Richinbar Mine

Richinbar Mine
Richinbar Mine - Photo from 1940 - Courtesy of Arizona Geologic Survey files

Tuesday, June 5, 2012

Sharlot Hall Folk Arts Festival - History Meets Music

I had an enjoyable day on Saturday at the Sharlot Hall Folk Arts Festival in Prescott.  I participated in the Gold Panning area by telling historical stories and singing songs about the early days of Arizona's settlement.  We were fortunate that Jack Light, an expert mining geologist, led the gold panning activities.  We can't say for sure, but it looked like a lot of children went home with packets of gold dust.

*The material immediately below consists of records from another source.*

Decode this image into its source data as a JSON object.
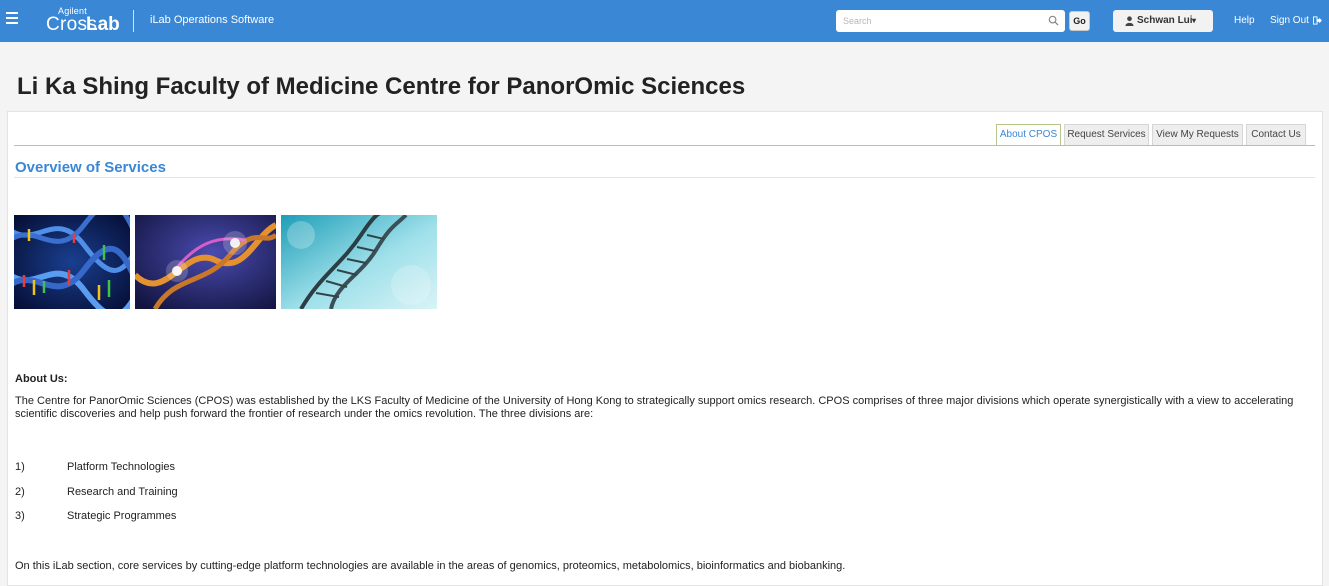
{
  "header": {
    "logo_top": "Agilent",
    "logo_cross": "Cross",
    "logo_lab": "Lab",
    "app_name": "iLab Operations Software",
    "search_placeholder": "Search",
    "go_label": "Go",
    "user_name": "Schwan Lui",
    "help_label": "Help",
    "signout_label": "Sign Out",
    "bar_color": "#3a87d6"
  },
  "page": {
    "title": "Li Ka Shing Faculty of Medicine Centre for PanorOmic Sciences"
  },
  "tabs": [
    {
      "label": "About CPOS",
      "active": true
    },
    {
      "label": "Request Services",
      "active": false
    },
    {
      "label": "View My Requests",
      "active": false
    },
    {
      "label": "Contact Us",
      "active": false
    }
  ],
  "overview": {
    "title": "Overview of Services"
  },
  "about": {
    "heading": "About Us:",
    "paragraph": "The Centre for PanorOmic Sciences (CPOS) was established by the LKS Faculty of Medicine of the University of Hong Kong to strategically support omics research.  CPOS comprises of three major divisions which operate synergistically with a view to accelerating scientific discoveries and help push forward the frontier of research under the omics revolution.  The three divisions are:",
    "divisions": [
      {
        "num": "1)",
        "text": "Platform Technologies"
      },
      {
        "num": "2)",
        "text": "Research and Training"
      },
      {
        "num": "3)",
        "text": "Strategic Programmes"
      }
    ],
    "footer_text": "On this iLab section, core services by cutting-edge platform technologies are available in the areas of genomics, proteomics, metabolomics, bioinformatics and biobanking."
  },
  "icons": {
    "menu": "hamburger-icon",
    "search": "search-icon",
    "user": "user-icon",
    "signout": "sign-out-icon"
  }
}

I sang one of my songs, "The Hassayamper Song" that pays tribute to the men (Pauline Weaver, Joseph Walker, and Jack Swilling) who led the first two parties of pioneers and prospectors up the Hassayampa River in 1863 in search of gold.  Pauline Weaver led a small group of men, including Henry Wickenburg and Abraham Peeples, north from Yuma along the Colorado River, east along Bill Williams River and Date Creek.  It was there that they discovered the rich placer gold deposits at Rich Hill, and along Antelope and Weaver Creeks.

It was especially appropriate that I sang "The Hassayamper Song" since Pauline Weaver's gravesite is located at the north entrance to the Sharlot Hall grounds.  The plaque on his granite boulder headstone reads as follows:

Pioneer - Prospector - Scout - Guide
Trapper - Fur Trader - Empire Builder - Patriot
Pauline Weaver, truly a great man
Born in Tennessee in 1800
Died at Camp Verde June 21, 1867

He was born, lived, and died on the frontier of this country, always in the ever advancing westward move of civilization and was the first settler on the site of Prescott.  He was descended from the best blood of the white man and the native american, and his greatest achievement was as peacemaker between the races, understanding as few ever did the true hearts of the two peoples.